Kompromisslose Grenzgängerin
Pippa Garner im Kunstverein München

3. Oktober 2022 • Text von

Pippa Garner untergräbt in ihrer künstlerischen Praxis subversiv die Ordnungssysteme des Konsums, der Verschwendung und der sexuellen Identität. Unter dem Titel “Act Like You Know Me” zeigt der Kunstverein München nun die erste umfassende Einzelausstellung der queeren Künstlerin in Europa.

Pippa Garner: Un(tit)led (Women Should Be Free) (No Charge), date unknown, Courtesy the artist and STARS Gallery.

Kompromisslos, persönlich und hintergründig. In ihrer vier Jahrzehnte währenden Karriere hat Pippa Garner ein umfangreiches Werk geschaffen das Zeichnungen, Performances, Skulpturen, Videos, Fotografien und Installationen umfasst. In ihrer Praxis vermischt sie politisches und persönliches, sie agiert als Außenseiterin und Grenzgängerin, die sich in den Sphären der konzeptuellen bildenden Kunst, der Illustration und der Fotografie gleichermaßen bewegt. Garners teilweise groteske Interventionen und Erfindungen sind subtile Kommentare auf die Kultur der goldenen Konsum-Ära Amerikas, eine Zeit in der sich Design und Wirtschaft rasend schnell veränderten und auf die auch die Pop-Art eine Reaktion war.

Pippa Garner: Un(tit)led (Hand in Plastic Bag), date unknown; Un(tit)led (Gear on Blue), 1986; Courtesy the artist and STARS Gallery.

Großformatige Fotografien dominieren die hellen Räumlichkeiten des Kunstvereins, mal zarte alltägliche Beobachtungen, mal Dokumentationen von Skulpturen oder Aktionen. Die meisten von Garners Kunstobjekten wurden wiederverwendet, recycelt, verschenkt oder gingen schlicht verloren, sodass diese Fotografien die zentralen Elemente ihres Werks bilden. Neben diesen Bildern werden, in eine zurückhaltende Ausstellungsarchitektur eingebettet, auch Druckwerke, Magazine und andere Artefakte präsentiert. “Act Like You Know Me” bietet einen fragmentarischen Überblick über Garners umfangreiche, multimediale Kunstpraxis, in der die Fotografien sowohl den Status eigener Werke als auch der Dokumentationen ihrer Praxis haben.
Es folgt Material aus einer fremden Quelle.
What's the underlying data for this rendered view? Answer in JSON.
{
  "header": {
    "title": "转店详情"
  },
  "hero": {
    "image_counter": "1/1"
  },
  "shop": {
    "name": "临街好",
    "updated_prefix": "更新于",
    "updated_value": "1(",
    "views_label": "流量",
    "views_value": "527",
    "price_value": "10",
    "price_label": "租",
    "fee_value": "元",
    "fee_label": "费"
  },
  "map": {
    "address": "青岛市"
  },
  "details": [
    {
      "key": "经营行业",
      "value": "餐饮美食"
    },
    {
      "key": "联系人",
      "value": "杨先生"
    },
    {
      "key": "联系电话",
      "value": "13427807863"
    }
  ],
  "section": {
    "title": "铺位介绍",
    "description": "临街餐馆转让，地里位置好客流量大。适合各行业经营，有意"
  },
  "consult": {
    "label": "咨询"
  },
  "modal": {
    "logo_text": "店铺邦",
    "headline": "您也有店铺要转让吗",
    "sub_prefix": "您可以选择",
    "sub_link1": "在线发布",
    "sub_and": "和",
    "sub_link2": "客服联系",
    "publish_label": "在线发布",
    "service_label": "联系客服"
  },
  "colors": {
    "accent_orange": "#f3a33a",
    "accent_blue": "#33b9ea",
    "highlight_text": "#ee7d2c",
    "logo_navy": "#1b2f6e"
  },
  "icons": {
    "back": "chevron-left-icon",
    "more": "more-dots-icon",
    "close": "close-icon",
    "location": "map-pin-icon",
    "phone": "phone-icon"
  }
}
Pippa Garner: Un(tit)led (Seaweed and Sunshine), date unknown; Un(tit)led (Gold Engine), date unknown; Courtesy the artist and STARS Gallery.

Garners Grenzüberschreitungen erstrecken sich auch auf ihren eigenen Körper, den sie als ein Vehikel betrachtet und nutzt. Garner wurde 1942 in der Nähe von Chicago geboren. Die Künstlerin und Autorin, die früher unter dem Namen Philip Garner lebte, zog 1961 nach Los Angeles. Dort besuchte sie Kurse für Automobildesign am Art Center College of Design in Pasadena, aber nach einem Einsatz in Vietnam als Combat Artist veränderte sich ihre Arbeit, ihr Blick wurde schärfer. Eine gewisse Berühmtheit erlangte sie durch die Veröffentlichung ihrer Bücher über verrückte Erfindungen, Philip Garner’s Better Living Catalog aus dem Jahr 1982 und Utopia – or Bust.
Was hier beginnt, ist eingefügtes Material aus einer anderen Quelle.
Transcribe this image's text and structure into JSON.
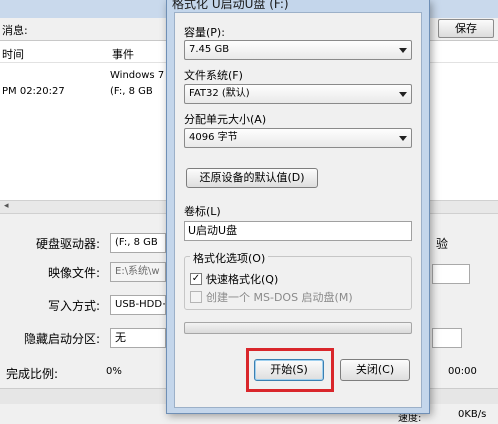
{
  "background": {
    "message_label": "消息:",
    "save_label": "保存",
    "log": {
      "col_time": "时间",
      "col_event": "事件",
      "rows": [
        {
          "time": "",
          "event": "Windows 7"
        },
        {
          "time": "PM 02:20:27",
          "event": "(F:, 8 GB"
        }
      ]
    },
    "fields": {
      "disk_label": "硬盘驱动器:",
      "disk_value": "(F:, 8 GB",
      "image_label": "映像文件:",
      "image_value": "E:\\系统\\w",
      "write_label": "写入方式:",
      "write_value": "USB-HDD+",
      "hidden_label": "隐藏启动分区:",
      "hidden_value": "无",
      "progress_label": "完成比例:",
      "progress_value": "0%",
      "verify_label": "验",
      "time_right_1": "00:00",
      "time_right_2": "00:00",
      "speed_label": "速度:",
      "speed_value": "0KB/s"
    }
  },
  "dialog": {
    "title": "格式化 U启动U盘 (F:)",
    "capacity_label": "容量(P):",
    "capacity_value": "7.45 GB",
    "fs_label": "文件系统(F)",
    "fs_value": "FAT32 (默认)",
    "alloc_label": "分配单元大小(A)",
    "alloc_value": "4096 字节",
    "restore_label": "还原设备的默认值(D)",
    "volume_label": "卷标(L)",
    "volume_value": "U启动U盘",
    "options_label": "格式化选项(O)",
    "quick_format_label": "快速格式化(Q)",
    "quick_format_checked": true,
    "msdos_label": "创建一个 MS-DOS 启动盘(M)",
    "msdos_checked": false,
    "start_label": "开始(S)",
    "close_label": "关闭(C)",
    "highlight_color": "#d9262b"
  }
}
Ihr lakonischer Humor und ihre skurrilen Entwürfe, darunter Halbarmanzüge für Männer und Regenschirme aus Palmwedeln, fanden durch Auftritte in Talkshows wie The Tonight Show, Today und The Merv Griffin Show ein breites Publikum. Zu ihrem erweiterten Umfeld gehörten in den 1970er und 1980er Jahren Künstler wie Ed Ruscha, Chris Burden sowie das Kunst- und Designkollektiv Ant Farm. Garner begann in den 1980er Jahren mit dem, was sie als ‚Gender-Hacking‘ bezeichnet. Es folgte ein jahrelanger Prozess der Feminisierung, der eine Hormontherapie und schließlich eine geschlechtsangleichende Operation umfasste.

Pippa Garner: Un(tit)led (Room Corner), circa 1986-88; Backwards Car (Golden Gate Bridge 1), 1974; Un(tit)led (Lights, Oil and Water), 1980. Courtesy the artist, Jeff Cohen and STARS Gallery.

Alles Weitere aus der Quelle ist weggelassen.